Among the skills I've noticed being acquired by those whose monthly wages approximate the daily wage of those on the top end of our own salary spectrum are the following:
- affirmative shopping skills. A pair of handcuffs and a bottle of whisky were my personal contribution to this learning outcome, but more mundane contributions have included groceries, money and small, portable pieces of electronic equipment.
- panhandling skills. These will be particularly useful to those whose affirmative shopping skills have not been adequately matched by their detection evasion skills, and who find themselves unemployed having to draw on other skills along the side of the road should thie affirmative shopping skills be insufficiently advanced to produce enough income without the monthly stipend from the outsource company to augment it.

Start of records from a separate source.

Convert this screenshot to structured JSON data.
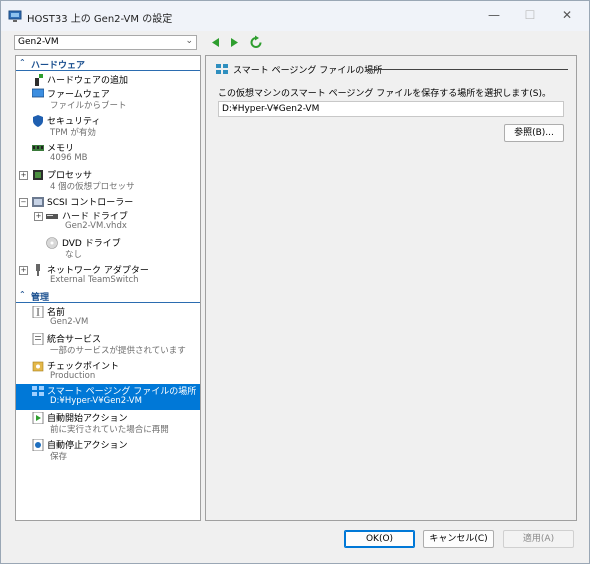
{
  "window": {
    "title": "HOST33 上の Gen2-VM の設定"
  },
  "window_controls": {
    "minimize": "—",
    "maximize": "☐",
    "close": "✕"
  },
  "toolbar": {
    "vm_selected": "Gen2-VM"
  },
  "tree": {
    "hardware_header": "ハードウェア",
    "management_header": "管理",
    "hardware_items": [
      {
        "label": "ハードウェアの追加",
        "sub": ""
      },
      {
        "label": "ファームウェア",
        "sub": "ファイルからブート"
      },
      {
        "label": "セキュリティ",
        "sub": "TPM が有効"
      },
      {
        "label": "メモリ",
        "sub": "4096 MB"
      },
      {
        "label": "プロセッサ",
        "sub": "4 個の仮想プロセッサ"
      },
      {
        "label": "SCSI コントローラー",
        "sub": ""
      },
      {
        "label": "ハード ドライブ",
        "sub": "Gen2-VM.vhdx"
      },
      {
        "label": "DVD ドライブ",
        "sub": "なし"
      },
      {
        "label": "ネットワーク アダプター",
        "sub": "External TeamSwitch"
      }
    ],
    "management_items": [
      {
        "label": "名前",
        "sub": "Gen2-VM"
      },
      {
        "label": "統合サービス",
        "sub": "一部のサービスが提供されています"
      },
      {
        "label": "チェックポイント",
        "sub": "Production"
      },
      {
        "label": "スマート ページング ファイルの場所",
        "sub": "D:¥Hyper-V¥Gen2-VM"
      },
      {
        "label": "自動開始アクション",
        "sub": "前に実行されていた場合に再開"
      },
      {
        "label": "自動停止アクション",
        "sub": "保存"
      }
    ]
  },
  "panel": {
    "header": "スマート ページング ファイルの場所",
    "description": "この仮想マシンのスマート ページング ファイルを保存する場所を選択します(S)。",
    "path_value": "D:¥Hyper-V¥Gen2-VM",
    "browse_label": "参照(B)..."
  },
  "footer": {
    "ok_label": "OK(O)",
    "cancel_label": "キャンセル(C)",
    "apply_label": "適用(A)"
  }
}
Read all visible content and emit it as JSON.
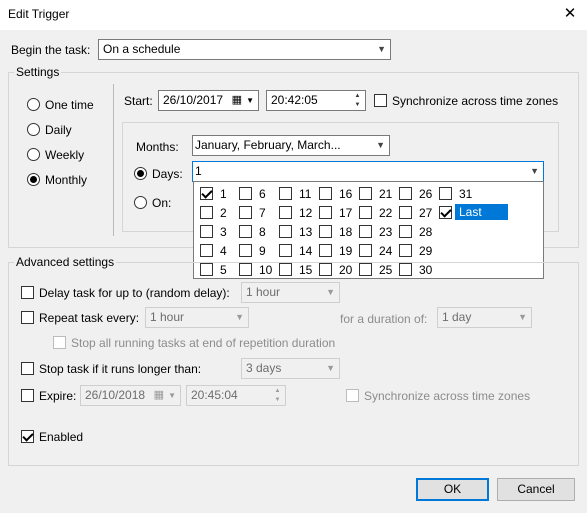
{
  "window": {
    "title": "Edit Trigger",
    "close_glyph": "✕"
  },
  "begin_task": {
    "label": "Begin the task:",
    "value": "On a schedule"
  },
  "settings": {
    "label": "Settings",
    "schedule_types": [
      {
        "label": "One time",
        "selected": false
      },
      {
        "label": "Daily",
        "selected": false
      },
      {
        "label": "Weekly",
        "selected": false
      },
      {
        "label": "Monthly",
        "selected": true
      }
    ],
    "start_label": "Start:",
    "start_date": "26/10/2017",
    "start_time": "20:42:05",
    "sync_label": "Synchronize across time zones",
    "months_label": "Months:",
    "months_value": "January, February, March...",
    "days_label": "Days:",
    "days_value": "1",
    "on_label": "On:"
  },
  "days_dropdown": {
    "columns": [
      [
        "1",
        "2",
        "3",
        "4",
        "5"
      ],
      [
        "6",
        "7",
        "8",
        "9",
        "10"
      ],
      [
        "11",
        "12",
        "13",
        "14",
        "15"
      ],
      [
        "16",
        "17",
        "18",
        "19",
        "20"
      ],
      [
        "21",
        "22",
        "23",
        "24",
        "25"
      ],
      [
        "26",
        "27",
        "28",
        "29",
        "30"
      ],
      [
        "31",
        "Last"
      ]
    ],
    "checked": [
      "1",
      "Last"
    ],
    "highlighted": "Last"
  },
  "advanced": {
    "label": "Advanced settings",
    "delay_label": "Delay task for up to (random delay):",
    "delay_value": "1 hour",
    "repeat_label": "Repeat task every:",
    "repeat_value": "1 hour",
    "duration_label": "for a duration of:",
    "duration_value": "1 day",
    "stop_running_label": "Stop all running tasks at end of repetition duration",
    "stop_if_label": "Stop task if it runs longer than:",
    "stop_if_value": "3 days",
    "expire_label": "Expire:",
    "expire_date": "26/10/2018",
    "expire_time": "20:45:04",
    "expire_sync_label": "Synchronize across time zones",
    "enabled_label": "Enabled"
  },
  "buttons": {
    "ok": "OK",
    "cancel": "Cancel"
  }
}
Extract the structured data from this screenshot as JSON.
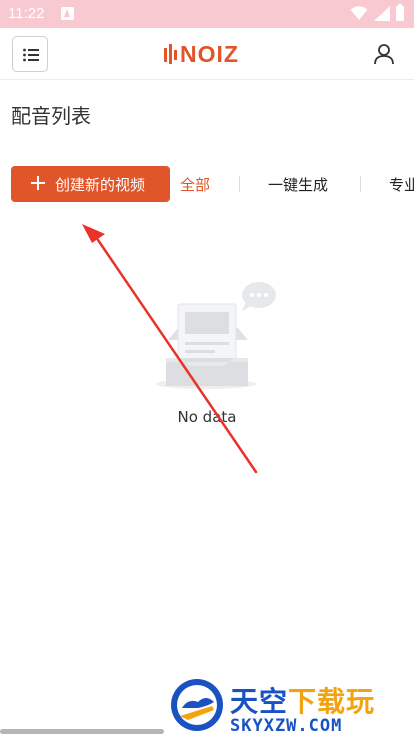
{
  "status_bar": {
    "time": "11:22",
    "color": "#f8c9d1"
  },
  "header": {
    "brand": "NOIZ",
    "brand_color": "#e0552a",
    "menu_icon": "list-icon",
    "user_icon": "user-icon"
  },
  "page": {
    "title": "配音列表"
  },
  "toolbar": {
    "create_label": "创建新的视频",
    "create_icon": "plus-icon",
    "tabs": [
      {
        "label": "全部",
        "active": true
      },
      {
        "label": "一键生成",
        "active": false
      },
      {
        "label": "专业",
        "active": false
      }
    ]
  },
  "empty_state": {
    "text": "No data",
    "icon": "empty-inbox-icon"
  },
  "annotation": {
    "type": "red-arrow",
    "color": "#e8322a"
  },
  "watermark": {
    "title_part1": "天空",
    "title_part2": "下载玩",
    "url": "SKYXZW.COM"
  }
}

- budgeting skills. Keeping a family fed, clothed and schooled in the face of rising prices increasing inconvenience requires creative budgeting skills. Sadly these are not always matched with skills in nutrition, and skin pallor and immunodeficiency often raise questions about the depth of these skills or the degree to which the skill is sufficient.
- entrepreneurial skills. These range from the lamentable (such as the sale of exam papers to students) to the laudable (such as lunchtime car washing schemes) and include a fair amount of errand running for tips and subversion of official procurement processes for services such as office painting or office contents removal.
- stand-up comedy skills. Faced with the alternatives of abject misery or deft humour, many have opted for the latter to enable the continued placement of one foot in front of the other in the face of resistance, and sitcom writers could learn valuable tricks on situational humour from many of the successfully skilled in this aspect.
Perhaps we could include a special addition to grad week where these newly skilled are officially recognised and applauded?